Lesson 1 The husband comes in the shower, while his wife had just finished washing. You hear the doorbell. Wife hastily wrapped in a towel and runs open. At the dawn - a neighbor, Bob. Just seeing it, Bob said: "I'll give you $ 800 if you remove the towel." Thinking couple seconds, a woman does this and confronts Bob naked. Bob gives her 800 dollars and leaves. His wife puts the towel back and returns to bathroom. "Who was that?" asks the husband. "Bob, my neighbor," - his wife answered. "Well, - said the husband, - he said nothing about $ 800 that I should? "
Moral: share with the shareholders of information about outstanding loans, otherwise You may find yourself in an unpleasant situation.
Lesson 2 Priest nun offers her a lift. North in the car, she throws foot for foot, so that the thigh is exposed. Priest had difficulty avoid the accident. Aligning the car, he stealthily puts his hand on her leg. The nun says: "Father, you remember Psalm 129?" The priest removes his hand. But by changing the transfer, he again puts his hand on her leg. Nun repeats: "Father, you remember Psalm 129?". The priest apologized: "Excuse me, my sister, but the flesh is weak. When she reached the convent, the nun sighed heavily and went. Arriving at the church, the priest is Psalm 129. It reads: "Go ahead and look above you will find happiness."

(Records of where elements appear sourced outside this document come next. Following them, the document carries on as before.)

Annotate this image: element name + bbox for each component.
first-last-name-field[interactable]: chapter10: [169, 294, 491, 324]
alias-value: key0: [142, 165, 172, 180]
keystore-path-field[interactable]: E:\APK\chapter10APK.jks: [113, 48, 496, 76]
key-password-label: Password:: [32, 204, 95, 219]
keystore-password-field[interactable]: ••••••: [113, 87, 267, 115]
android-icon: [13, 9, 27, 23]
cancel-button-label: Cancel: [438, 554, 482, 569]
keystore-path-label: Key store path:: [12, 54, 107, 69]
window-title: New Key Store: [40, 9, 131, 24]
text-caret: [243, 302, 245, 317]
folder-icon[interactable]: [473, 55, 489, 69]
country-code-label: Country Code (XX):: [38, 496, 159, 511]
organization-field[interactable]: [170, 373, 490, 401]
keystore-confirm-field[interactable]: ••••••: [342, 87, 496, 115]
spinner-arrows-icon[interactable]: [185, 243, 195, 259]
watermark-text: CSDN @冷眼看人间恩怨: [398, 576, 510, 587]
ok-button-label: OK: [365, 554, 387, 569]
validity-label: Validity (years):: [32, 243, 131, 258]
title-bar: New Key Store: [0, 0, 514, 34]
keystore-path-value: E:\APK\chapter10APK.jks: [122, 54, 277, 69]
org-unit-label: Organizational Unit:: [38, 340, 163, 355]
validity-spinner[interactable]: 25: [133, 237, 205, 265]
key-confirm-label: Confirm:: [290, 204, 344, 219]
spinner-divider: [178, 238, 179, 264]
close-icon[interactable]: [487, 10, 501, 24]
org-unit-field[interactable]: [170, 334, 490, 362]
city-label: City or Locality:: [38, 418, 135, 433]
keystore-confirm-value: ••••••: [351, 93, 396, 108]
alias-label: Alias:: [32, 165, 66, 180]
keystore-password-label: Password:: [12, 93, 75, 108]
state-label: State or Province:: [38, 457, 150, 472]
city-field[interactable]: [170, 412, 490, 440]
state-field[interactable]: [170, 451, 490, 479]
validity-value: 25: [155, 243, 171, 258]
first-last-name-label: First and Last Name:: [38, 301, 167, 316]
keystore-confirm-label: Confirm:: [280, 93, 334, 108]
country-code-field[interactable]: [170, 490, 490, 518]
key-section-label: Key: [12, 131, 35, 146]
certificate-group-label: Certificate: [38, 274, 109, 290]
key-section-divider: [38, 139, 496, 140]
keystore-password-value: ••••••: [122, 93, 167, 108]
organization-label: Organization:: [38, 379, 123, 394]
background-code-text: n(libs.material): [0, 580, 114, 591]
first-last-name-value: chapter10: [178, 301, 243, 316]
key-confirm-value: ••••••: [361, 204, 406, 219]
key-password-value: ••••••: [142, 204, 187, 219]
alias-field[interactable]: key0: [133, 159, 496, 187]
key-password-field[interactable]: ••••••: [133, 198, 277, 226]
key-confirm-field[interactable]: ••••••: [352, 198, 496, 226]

Moral: if You do not know their work, many opportunities for development will take place right before your face.
Lesson 3 Turkey say to a bull. "My dream is to climb to the top of the tree -- she sighed, - but I have so little power. "Why do not peck my droppings?" - Replied the bull - there are many nutrients. Turkey devoured a handful of manure, and it really gave her enough strength to climb onto the lower branch of the tree. The next day, eating more, she reached the second branch. Finally, fourth day, turkey sitting proudly on top of the tree. There she noticed farmer and knocked a shot from a gun.
Moral: manipulation of shit can help you climb to the summit, but not retain you there.
Lesson 4 Sales representative, secretary and manager go for dinner and found antique lamp. They rubbed it, and it appears from the Jin. He says: "I will fulfill one wish each of you." "I'm first, I'm first!", - Said the secretary. "I want to now be in the Bahamas, on a boat, and not think about anything." Pshsh! She disappears. "Now I, now I", - said sales representative. "I want to be in Hawaii, relax on the beach, with massage, an endless supply of Pinacolada and the love of my life." Pshsh! He disappears. "Now it's your turn," - said Jean manager. "I want those two back in the office after lunch"
Moral: Always let your boss to speak first.
Lesson 5 The eagle was sitting on a tree resting, doing nothing. A small rabbit saw the eagle and asked: "Can I also sit like you and do nothing?" "Sure, why not" - he replied. Rabbit sat under a tree and began to relax. Suddenly a fox appeared, grabbed the rabbit and ate it.
Moral: to sit and do nothing, you have to sit very, very high.